14Vgl. OVG NRW, Urteile vom 22. Juni 2021 ‑ 19 A 4386/19.A ‑, juris, Rn. 59 ff., und vom 18. Mai 2021 ‑ 19 A 4604/19.A ‑, juris, Rn. 61 ff.
15Einer weiteren Klärung der dort getroffenen generalisierenden Tatsachenfeststellungen bedarf es nicht. Der Senat hat hierbei im Übrigen ausdrücklich festgestellt, dass für die Frage etwa der Möglichkeit der Existenzsicherung jeweils die individuellen Umstände zu berücksichtigen sind, wobei Bildung, berufliche Fähigkeiten, die familiäre und psychologische Situation, der ökonomische Status und etwaige Kontakte in Nigeria von Bedeutung sein können.
16Vgl. OVG NRW, Urteile vom 22. Juni 2021 ‑ 19 A 4386/19.A ‑, und vom 18. Mai 2021 ‑ 19 A 4604/19.A ‑, juris, jeweils Rn. 67.
17Ob diese Voraussetzungen im konkreten Fall bei der Prüfung etwa der Möglichkeit und Zumutbarkeit internen Schutzes (§ 3e AsylG) im Rahmen der Zuerkennung der Flüchtlingseigenschaft oder subsidiären Schutzes, oder auch bei der Prüfung von Abschiebungsverboten vorliegen, ist eine Frage der Rechtsanwendung im Einzelfall.
18Dass sich an den der o. g. Senatsrechtsprechung zugrunde liegenden tatsächlichen Verhältnissen etwas für die asylrechtliche Bewertung Relevantes geändert hat, zeigt die Klägerin nicht auf. Der von der Klägerin angeführte Bericht des niederländischen Außenministeriums vom Januar 2023, wonach „einige Familien auch mit den vom IOM gewährten Rückkehrhilfen letztlich die Miete nicht mehr zahlen konnten und ihnen Obdachlosigkeit droht“ (5.4, S. 81), sie nur mit der Unterstützung ihrer Familien „überleben“ konnten und 40 % der Rückkehrer nach einer Überprüfung des IOM auf familiäre Unterstützung angewiesen wären, geben nichts hinreichend Konkretes dafür her, dass es entgegen den Erkenntnissen und Einschätzungen des Verwaltungsgerichts einer gesunden und arbeitsfähigen Frau, die zudem über eine neunjährige Schulbildung verfügt, gemeinsam mit ihrem Lebensgefährten, der in Nigeria bereits einen Beruf ausgeübt hatte, generell nicht möglich ist, bei einer Rückkehr nach Nigeria für sich und ihre minderjährigen Töchter den Lebensunterhalt sicherzustellen.

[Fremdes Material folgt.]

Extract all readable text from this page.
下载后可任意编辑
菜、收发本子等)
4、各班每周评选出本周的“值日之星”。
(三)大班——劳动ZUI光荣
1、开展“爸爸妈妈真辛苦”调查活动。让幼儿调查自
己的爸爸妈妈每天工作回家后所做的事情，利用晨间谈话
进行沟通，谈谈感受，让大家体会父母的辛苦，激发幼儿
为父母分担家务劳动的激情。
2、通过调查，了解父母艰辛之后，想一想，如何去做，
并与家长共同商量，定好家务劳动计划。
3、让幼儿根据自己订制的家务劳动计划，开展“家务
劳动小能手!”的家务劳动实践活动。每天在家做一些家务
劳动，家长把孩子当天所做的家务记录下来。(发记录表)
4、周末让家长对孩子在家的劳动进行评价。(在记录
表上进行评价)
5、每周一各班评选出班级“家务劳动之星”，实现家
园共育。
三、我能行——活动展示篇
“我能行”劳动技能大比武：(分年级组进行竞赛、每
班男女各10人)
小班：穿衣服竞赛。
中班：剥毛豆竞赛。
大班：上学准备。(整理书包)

19Soweit die Klägerin weiter vorträgt, es sei noch zu berücksichtigen, dass eine ihrer Töchter wegen psychosozialen Förderbedarfs auf unabsehbare Zeit besonderer, einer Erwerbstätigkeit entgegenstehender Betreuung bedürfe, wendet sie sich letztlich gegen die vermeintlich fehlerhafte Sachverhaltswürdigung des Verwaltungsgerichts, was nicht Gegenstand der Grundsatzrüge ist.
20Die Kostenentscheidung folgt aus § 154 Abs. 2 VwGO. Die Gerichtskostenfreiheit ergibt sich aus § 83b AsylG.
21Dieser Beschluss ist unanfechtbar (§ 80 AsylG).